+ 2
How decode text (cp866) to text (utf8) using Python?
I have many files encoded MS-DOS (cp866). It's russian characters. I want to decode them all using python scripts. My code for one file: with open("some_file.txt", "r", encoding="cp866") as myfile: data = myfile.read() data_encoding = data.encode("utf-8") print(data_encoding) Out: \xe2\x95\xac\xe2... etc I need: "Аовраоаладад..."
7 odpowiedzi
+ 2
I found a solution.
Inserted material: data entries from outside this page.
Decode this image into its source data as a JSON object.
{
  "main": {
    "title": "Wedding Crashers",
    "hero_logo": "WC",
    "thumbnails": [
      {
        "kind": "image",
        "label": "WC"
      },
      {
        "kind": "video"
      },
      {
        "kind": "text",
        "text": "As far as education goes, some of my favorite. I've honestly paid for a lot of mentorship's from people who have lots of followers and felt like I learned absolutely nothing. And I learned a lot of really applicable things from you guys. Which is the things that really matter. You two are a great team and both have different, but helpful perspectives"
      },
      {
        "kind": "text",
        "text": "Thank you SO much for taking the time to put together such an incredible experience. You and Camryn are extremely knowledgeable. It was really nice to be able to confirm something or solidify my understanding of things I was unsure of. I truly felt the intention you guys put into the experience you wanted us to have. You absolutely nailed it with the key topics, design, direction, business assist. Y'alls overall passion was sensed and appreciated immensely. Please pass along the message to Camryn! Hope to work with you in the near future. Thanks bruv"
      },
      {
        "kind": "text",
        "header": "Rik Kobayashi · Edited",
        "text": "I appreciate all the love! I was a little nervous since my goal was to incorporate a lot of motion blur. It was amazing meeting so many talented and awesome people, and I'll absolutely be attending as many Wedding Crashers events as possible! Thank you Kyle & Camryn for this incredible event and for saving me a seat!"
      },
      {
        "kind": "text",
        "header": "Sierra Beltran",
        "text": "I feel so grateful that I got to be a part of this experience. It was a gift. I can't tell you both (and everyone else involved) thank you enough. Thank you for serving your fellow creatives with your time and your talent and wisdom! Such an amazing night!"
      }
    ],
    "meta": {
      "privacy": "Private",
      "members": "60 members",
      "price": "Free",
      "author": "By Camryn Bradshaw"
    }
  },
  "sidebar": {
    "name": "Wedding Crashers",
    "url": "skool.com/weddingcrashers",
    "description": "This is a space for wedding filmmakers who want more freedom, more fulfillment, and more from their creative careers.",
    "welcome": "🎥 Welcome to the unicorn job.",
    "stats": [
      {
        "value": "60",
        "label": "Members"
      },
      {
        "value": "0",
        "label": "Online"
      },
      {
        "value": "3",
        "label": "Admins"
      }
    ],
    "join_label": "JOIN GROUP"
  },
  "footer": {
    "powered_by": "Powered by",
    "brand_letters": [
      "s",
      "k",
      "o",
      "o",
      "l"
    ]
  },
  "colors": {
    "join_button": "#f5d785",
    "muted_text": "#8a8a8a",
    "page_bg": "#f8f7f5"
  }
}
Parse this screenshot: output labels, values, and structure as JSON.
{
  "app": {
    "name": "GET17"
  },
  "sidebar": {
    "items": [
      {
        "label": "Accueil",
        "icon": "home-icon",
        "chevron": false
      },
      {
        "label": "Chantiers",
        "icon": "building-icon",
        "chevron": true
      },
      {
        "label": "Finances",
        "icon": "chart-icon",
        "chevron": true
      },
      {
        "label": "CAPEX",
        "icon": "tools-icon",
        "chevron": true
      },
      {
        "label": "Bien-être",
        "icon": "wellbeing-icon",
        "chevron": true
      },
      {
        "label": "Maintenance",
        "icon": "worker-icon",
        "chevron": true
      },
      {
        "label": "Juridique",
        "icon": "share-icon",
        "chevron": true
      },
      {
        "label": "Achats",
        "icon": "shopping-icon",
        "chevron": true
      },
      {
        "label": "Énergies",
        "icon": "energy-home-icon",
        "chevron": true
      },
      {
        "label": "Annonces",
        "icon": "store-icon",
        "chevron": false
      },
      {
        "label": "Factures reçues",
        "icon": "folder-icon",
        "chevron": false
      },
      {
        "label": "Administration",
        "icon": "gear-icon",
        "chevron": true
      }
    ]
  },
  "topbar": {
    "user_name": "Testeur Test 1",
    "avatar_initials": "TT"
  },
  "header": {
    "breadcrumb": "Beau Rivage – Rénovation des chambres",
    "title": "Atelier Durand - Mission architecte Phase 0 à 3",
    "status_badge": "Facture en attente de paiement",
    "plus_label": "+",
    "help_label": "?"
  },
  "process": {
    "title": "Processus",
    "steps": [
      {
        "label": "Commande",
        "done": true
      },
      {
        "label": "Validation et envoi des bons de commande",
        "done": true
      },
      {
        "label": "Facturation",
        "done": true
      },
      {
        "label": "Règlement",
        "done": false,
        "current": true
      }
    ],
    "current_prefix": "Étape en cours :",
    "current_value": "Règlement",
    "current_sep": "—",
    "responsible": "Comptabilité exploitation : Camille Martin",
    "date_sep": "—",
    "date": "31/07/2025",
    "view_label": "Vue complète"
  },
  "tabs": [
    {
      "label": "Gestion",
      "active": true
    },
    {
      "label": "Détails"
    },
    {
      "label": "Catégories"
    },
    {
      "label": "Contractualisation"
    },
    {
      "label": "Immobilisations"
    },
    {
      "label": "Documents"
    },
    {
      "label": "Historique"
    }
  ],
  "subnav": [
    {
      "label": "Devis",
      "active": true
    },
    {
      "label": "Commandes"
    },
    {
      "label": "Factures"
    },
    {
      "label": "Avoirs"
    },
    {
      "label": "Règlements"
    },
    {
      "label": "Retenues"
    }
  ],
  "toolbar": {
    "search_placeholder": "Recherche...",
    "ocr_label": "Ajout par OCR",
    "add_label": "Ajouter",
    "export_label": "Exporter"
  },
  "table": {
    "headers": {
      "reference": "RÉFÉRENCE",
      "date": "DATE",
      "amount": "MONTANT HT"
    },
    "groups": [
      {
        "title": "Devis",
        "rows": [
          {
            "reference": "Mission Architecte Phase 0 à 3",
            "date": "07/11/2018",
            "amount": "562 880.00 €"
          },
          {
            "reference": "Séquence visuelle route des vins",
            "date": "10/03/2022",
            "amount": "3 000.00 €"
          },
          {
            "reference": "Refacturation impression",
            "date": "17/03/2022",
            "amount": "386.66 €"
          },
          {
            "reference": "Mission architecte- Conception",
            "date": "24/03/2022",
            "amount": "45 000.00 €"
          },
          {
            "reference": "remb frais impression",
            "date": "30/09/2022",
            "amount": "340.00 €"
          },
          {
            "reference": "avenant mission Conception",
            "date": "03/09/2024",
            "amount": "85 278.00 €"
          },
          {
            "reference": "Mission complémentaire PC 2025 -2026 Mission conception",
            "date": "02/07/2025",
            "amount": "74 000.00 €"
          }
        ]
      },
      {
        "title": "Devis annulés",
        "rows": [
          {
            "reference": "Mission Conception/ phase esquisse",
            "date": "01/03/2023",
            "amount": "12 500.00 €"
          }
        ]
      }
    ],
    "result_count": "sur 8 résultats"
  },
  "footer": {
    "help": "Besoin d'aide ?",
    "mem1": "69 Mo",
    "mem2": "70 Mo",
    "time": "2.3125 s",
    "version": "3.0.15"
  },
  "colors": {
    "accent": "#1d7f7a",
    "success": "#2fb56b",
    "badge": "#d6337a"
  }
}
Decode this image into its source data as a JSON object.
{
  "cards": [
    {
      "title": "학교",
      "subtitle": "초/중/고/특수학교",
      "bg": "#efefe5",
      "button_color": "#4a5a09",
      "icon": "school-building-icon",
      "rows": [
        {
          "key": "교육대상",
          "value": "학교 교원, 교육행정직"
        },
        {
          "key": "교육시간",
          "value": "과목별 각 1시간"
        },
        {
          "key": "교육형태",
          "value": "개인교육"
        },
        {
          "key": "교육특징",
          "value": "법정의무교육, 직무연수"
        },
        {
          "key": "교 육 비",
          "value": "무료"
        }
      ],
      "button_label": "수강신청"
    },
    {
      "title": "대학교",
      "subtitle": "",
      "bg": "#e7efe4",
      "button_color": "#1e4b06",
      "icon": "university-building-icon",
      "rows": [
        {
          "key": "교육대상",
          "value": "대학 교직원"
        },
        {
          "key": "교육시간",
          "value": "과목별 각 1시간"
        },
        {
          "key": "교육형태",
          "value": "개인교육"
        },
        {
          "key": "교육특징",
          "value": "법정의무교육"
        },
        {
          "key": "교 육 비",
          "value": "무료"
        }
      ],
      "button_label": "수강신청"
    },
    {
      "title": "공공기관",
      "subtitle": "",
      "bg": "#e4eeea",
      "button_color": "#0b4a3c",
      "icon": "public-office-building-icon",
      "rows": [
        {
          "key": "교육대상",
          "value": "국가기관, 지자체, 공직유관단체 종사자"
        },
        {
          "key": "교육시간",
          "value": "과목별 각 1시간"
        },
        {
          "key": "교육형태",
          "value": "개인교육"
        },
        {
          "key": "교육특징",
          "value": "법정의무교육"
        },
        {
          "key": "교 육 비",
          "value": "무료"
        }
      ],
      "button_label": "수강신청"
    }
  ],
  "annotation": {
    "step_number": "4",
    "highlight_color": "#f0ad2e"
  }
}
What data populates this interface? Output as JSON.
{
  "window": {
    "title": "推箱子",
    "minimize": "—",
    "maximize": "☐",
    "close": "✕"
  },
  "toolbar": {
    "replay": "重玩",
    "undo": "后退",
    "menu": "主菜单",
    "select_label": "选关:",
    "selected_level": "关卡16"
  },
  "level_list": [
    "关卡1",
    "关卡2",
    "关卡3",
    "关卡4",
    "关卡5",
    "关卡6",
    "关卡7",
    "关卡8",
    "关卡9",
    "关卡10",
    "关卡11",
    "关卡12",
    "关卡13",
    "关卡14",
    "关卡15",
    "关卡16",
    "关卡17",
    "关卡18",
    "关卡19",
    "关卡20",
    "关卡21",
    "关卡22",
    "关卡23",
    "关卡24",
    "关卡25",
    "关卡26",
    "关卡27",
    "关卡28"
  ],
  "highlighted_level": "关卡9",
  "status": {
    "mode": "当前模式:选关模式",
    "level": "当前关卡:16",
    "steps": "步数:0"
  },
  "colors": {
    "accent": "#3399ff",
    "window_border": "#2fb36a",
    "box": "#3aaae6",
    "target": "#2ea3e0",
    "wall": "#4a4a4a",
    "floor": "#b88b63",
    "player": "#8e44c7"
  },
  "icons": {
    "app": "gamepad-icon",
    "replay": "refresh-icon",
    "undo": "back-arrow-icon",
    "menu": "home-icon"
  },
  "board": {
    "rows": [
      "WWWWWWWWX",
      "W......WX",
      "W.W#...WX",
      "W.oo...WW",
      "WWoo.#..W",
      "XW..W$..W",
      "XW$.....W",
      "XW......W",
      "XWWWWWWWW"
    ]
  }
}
I'm decoded text to "cp1251" charset and got a readable text.
code:
with open("some_file.txt", mode="r", encoding="KOI8-R") as myfile:
data = myfile.read()
b = bytes(data,"KOI8-R")
data_encoding = str(b,"cp1251")
print(data_encoding)
+ 3
I can not test it, because i have no text in cp866. But you can try it with this:
result = text.encode('cp866').decode('cp866').encode('utf8')
+ 3
Here is a link to a website where you can online input text with definition about encoding, and you can define the output encoding also:
https://2cyr.com/decode/
+ 3
Valerii, very good!
+ 1
Lothar thanks, but your code doesn't decide task
+ 1
Can you explane whathappens? What is the output? Did you output on condole, or did you also output to a file?
+ 1
Lothar I output "data" in console.
Because save to file uncorrectly data is foolish.